I had to give financial guy a different color to highlight this area. If you know that one of the members is a finance person which you’re not (that is to say, that you’re not a finance person), you have to be ready to take some blows on the financial part of your paper. Be ready to explain your projections.

  • Make your presentations concise and short. Remember that you are just one of the many students that they will have to listen to, so focus only on the essentials. Some advisers/schools have a template which will guide you on what topics to put in your paper. Be mindful of that and the time allotted for your presentation. Also, give some time for the panel’s Q&A.
  • Do not make the mistake of saying anything that’s not written in your paper. Like I’ve said, panel members might be able to spot that right away and ask you where they can find that in your paper. That can lead to very serious issues with your panel which your adviser may not be able to help you with.
  • In everything you say or do, your adviser will always be your proponent and guide. Take advantage of your adviser’s free time for consultations. Make each moment count and take everything down. He will always know more than you do.
  • Rehearse your presentation, if possible with somebody for an audience. It is always a boardroom setting during a STRAMA defense. I remember my STRAMA professor Dean Albert Buenviaje explaining this to us in class. Imagine yourself presenting before the Board of Directors.
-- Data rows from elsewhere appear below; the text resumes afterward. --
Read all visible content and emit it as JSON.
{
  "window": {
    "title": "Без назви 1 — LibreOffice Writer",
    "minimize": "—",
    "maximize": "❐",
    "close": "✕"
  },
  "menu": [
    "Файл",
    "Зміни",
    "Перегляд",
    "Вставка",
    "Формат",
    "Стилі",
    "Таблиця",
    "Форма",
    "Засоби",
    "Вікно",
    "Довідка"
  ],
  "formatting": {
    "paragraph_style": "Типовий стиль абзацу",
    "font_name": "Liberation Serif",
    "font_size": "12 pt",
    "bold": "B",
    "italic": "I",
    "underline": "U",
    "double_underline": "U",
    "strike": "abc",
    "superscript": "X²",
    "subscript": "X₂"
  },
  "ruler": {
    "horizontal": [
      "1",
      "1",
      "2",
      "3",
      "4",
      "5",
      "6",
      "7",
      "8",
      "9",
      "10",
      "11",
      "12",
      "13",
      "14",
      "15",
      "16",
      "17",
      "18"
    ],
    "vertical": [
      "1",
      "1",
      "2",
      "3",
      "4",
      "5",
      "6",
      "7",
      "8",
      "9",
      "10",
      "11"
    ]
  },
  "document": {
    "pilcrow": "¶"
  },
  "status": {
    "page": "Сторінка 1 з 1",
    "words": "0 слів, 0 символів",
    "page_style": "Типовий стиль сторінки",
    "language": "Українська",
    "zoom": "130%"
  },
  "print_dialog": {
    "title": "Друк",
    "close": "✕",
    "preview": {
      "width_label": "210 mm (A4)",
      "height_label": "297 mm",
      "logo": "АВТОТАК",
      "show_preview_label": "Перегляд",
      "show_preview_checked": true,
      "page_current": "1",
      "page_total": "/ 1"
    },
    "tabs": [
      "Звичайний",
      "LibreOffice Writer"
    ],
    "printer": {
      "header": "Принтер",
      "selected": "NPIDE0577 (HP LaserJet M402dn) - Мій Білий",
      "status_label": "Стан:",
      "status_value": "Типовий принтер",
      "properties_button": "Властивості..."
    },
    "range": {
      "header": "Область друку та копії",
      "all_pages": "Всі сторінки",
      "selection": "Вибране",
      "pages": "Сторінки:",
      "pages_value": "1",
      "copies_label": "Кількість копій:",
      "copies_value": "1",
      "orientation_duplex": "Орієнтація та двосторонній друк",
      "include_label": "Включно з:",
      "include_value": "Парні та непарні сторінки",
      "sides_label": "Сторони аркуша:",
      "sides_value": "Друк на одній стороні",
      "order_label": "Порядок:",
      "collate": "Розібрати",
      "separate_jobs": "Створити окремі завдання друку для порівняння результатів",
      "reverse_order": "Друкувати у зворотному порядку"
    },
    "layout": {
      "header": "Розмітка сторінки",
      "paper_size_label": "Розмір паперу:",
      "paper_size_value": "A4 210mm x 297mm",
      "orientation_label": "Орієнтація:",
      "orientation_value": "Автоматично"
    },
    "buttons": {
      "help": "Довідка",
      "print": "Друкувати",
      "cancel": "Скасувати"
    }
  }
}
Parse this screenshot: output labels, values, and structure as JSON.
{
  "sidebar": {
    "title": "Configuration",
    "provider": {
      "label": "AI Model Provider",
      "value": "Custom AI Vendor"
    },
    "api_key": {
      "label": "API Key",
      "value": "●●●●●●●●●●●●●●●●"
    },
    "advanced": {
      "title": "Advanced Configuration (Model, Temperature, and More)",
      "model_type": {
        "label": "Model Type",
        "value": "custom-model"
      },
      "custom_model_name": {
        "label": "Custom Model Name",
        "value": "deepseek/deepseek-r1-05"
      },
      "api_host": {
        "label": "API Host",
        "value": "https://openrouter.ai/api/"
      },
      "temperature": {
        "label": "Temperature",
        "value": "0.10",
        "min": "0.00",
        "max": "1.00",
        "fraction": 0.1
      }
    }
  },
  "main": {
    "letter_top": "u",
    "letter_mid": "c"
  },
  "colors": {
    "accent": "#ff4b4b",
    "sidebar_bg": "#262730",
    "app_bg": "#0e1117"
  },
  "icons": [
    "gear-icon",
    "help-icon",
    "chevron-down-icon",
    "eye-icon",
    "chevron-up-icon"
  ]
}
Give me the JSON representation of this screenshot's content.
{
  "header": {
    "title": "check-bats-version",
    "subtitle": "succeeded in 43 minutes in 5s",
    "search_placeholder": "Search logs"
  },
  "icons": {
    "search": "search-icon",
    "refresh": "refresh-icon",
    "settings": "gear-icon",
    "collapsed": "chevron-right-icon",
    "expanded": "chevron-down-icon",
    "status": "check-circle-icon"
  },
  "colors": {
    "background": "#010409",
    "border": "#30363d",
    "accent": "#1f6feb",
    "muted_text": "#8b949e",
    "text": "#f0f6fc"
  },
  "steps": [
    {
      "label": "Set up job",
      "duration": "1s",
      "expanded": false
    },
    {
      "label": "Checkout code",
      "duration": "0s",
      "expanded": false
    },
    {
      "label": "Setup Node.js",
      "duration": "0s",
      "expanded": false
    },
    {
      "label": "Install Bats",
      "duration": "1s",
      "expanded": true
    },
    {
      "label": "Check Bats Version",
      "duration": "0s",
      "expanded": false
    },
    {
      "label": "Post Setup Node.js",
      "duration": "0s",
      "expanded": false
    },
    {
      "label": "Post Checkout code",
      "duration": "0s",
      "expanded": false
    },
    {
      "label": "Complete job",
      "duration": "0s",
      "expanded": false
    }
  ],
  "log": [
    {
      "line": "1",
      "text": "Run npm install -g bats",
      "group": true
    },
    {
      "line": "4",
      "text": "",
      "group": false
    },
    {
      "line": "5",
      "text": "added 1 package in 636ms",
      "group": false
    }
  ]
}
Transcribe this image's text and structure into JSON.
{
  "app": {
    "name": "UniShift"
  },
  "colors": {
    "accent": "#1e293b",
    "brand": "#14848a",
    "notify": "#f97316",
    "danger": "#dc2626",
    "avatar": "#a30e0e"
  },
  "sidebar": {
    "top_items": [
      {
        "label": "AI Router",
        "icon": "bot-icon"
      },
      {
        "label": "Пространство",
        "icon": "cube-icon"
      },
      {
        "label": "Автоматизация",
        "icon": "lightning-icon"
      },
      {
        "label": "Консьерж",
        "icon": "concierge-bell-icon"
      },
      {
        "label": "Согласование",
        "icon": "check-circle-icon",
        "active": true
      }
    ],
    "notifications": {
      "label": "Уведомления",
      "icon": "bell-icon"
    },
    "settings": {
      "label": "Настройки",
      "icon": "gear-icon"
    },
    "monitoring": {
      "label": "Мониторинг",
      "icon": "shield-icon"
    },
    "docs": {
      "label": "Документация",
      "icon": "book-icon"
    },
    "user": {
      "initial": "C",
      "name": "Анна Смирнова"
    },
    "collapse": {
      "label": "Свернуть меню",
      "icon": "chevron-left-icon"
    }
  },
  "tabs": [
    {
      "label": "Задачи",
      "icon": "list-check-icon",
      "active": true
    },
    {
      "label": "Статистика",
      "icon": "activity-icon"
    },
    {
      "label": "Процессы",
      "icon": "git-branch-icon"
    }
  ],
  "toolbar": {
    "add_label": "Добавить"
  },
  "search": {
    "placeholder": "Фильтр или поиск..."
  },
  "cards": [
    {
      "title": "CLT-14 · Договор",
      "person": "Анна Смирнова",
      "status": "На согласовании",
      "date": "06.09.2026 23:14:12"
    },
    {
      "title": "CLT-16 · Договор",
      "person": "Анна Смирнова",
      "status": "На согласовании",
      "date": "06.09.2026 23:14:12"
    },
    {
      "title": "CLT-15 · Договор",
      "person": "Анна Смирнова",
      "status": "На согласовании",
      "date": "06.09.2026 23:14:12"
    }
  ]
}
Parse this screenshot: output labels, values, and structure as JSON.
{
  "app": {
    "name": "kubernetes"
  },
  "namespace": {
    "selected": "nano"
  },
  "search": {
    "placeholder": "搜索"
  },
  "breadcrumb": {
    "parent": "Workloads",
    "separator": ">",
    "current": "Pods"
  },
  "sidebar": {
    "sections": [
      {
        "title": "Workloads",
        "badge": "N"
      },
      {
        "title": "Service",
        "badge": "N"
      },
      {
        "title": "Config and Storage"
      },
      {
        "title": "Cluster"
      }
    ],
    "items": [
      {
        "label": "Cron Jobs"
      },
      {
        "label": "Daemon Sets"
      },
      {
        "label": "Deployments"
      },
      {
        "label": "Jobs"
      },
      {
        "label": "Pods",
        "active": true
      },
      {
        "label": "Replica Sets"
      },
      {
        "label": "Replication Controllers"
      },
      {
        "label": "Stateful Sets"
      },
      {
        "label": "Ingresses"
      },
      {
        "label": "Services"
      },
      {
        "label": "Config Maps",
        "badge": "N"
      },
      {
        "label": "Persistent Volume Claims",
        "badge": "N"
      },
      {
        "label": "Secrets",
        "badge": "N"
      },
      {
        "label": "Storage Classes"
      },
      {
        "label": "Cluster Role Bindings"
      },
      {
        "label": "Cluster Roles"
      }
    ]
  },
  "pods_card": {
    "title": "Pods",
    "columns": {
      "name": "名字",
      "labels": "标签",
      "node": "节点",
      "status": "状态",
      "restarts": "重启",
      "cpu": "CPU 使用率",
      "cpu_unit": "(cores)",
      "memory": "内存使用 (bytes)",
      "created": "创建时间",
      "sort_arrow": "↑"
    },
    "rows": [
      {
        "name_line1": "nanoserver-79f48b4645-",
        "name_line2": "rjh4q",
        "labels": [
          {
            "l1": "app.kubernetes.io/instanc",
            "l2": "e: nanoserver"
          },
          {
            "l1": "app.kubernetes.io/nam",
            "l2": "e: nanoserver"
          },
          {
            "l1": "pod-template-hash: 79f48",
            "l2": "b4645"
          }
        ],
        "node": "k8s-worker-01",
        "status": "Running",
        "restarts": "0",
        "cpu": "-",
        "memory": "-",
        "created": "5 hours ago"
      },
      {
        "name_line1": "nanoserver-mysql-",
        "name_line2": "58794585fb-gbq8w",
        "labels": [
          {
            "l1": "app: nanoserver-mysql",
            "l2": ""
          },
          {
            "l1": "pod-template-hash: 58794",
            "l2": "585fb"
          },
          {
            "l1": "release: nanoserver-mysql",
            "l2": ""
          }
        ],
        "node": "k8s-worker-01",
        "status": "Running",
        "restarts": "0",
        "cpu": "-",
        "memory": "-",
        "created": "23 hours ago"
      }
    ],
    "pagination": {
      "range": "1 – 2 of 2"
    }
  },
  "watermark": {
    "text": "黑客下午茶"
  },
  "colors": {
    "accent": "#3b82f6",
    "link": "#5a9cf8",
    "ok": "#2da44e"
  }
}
You have to have that air of confidence in presenting your topic defense.
  • Try to anticipate questions and answer them. Again, I found this very helpful. I always made a mental note of possible questions that panel members may ask me and prepared short answers for these. In the 10 questions that I was able to think of, 4 questions came out–which is not bad at all. So it was a good feeling that I was able to answer straight away without stressing myself.
  • Finally, come ahead of time for your defense. You don’t want to be late catching your breath while your panel eagerly waits for you to begin. It will never look good.